All of these first kosha challenges of the student's must be a reminder to the therapist of the additional traumas and healing that exists on subtler levels. The table below lists just a few of these energetic, psychic, and spiritual layers that are also consumed in the moment of the physical burn. Without attending to and addressing these concerns, the yoga therapist falls short of offering the full benefits of yoga therapy to the student.

Common Name
Anna-maya-kosha Body
Food Sheath
In addition to the skin, there can be fascial, tendonous, ligamentous, and muscular destruction. Direct communication with the student's physician or physical therapist is critical as damaged or weakened tissue can make certain asanas dangerous or completely contraindicated.
Mano-maya-kosha Mind
Thought/Primitive Mind Sheath
In addition to the horrific physical pain of the burn and rehab, of course there is the psychic and spiritual pain. This can include guilt if others were burned, if the student is a sole survivor amongst others, if the individual is responsible for the fire, or anger at those that are responsible. All of these issues are layered over whatever emotional imbalances may have existed pre-burn.
Vijnana-maya-kosha Mind
Wisdom/Higher Mind Sheath
How does the individual foresee life, make a creative option out of the experience, and return to their routine if that is even possible? Can the witness mind integrate the lower sensory input and surrender all of the necessary attachments burn recovery demands? Is the individual even aware of these issues and has anyone supported them in working through such needs?
Ananda-maya-kosha Spirit
Bliss Sheath
Burns have a way of asking very directly the big spiritual questions: Who am I? What am I? What am I to do/be now? Literally stripped of the superficial layers, the student is thrust into either addressing or repressing these spiritual quandaries.
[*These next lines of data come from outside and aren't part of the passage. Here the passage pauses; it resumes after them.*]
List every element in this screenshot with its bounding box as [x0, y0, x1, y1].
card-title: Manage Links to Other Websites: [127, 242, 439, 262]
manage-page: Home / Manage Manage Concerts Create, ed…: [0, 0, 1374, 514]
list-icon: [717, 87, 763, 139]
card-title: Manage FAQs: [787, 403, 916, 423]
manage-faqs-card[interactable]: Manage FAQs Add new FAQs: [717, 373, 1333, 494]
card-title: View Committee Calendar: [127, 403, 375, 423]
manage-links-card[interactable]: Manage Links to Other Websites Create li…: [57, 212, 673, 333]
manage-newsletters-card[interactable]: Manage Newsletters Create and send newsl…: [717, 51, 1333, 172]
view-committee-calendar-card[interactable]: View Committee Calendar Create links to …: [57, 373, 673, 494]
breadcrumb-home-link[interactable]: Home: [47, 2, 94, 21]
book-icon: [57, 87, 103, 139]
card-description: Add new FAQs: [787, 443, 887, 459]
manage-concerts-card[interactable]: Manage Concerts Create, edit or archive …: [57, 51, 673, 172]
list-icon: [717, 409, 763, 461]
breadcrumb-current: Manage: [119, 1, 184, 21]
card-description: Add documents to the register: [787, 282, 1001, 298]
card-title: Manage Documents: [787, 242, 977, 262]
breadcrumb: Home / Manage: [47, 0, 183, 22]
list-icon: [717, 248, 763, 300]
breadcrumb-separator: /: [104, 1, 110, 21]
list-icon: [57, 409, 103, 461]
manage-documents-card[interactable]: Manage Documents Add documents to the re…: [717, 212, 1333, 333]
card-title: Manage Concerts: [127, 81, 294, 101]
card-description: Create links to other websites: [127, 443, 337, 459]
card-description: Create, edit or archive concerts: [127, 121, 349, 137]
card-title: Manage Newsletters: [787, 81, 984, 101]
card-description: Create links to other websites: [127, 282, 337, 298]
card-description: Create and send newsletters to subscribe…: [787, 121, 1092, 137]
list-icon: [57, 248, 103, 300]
The challenges posed by the above list are equaled by the rewards of assisting a student in reintegrating their lives post-burn. A therapist is privileged to walk with such a person in their journey of recovery. As a yoga therapist, you cannot sit with the open, wounded heart of a student with burns, without also looking into your own heart. The work is demanding and requires a commitment far beyond dealing with the "aches & pains" of daily living in a standard yoga class. Volunteering at a local burn unit or center is a wonderful way to gain a deeper level of understanding of the special needs and issues of burn rehabilitation. Knowledge is power and experience in such an environment as a burn center or ward will be powerful. Surrender any temptations of the ego to just "jump in" to this work without proper preparation. The students with burns both literally and figuratively have every nerve and fiber exposed, demanding the compassionate and knowledgeable support of the power of yoga. The seva of service at such a center may lead you into the purifying fires of transformation in your own journey as you paradoxically serve others in their transformation.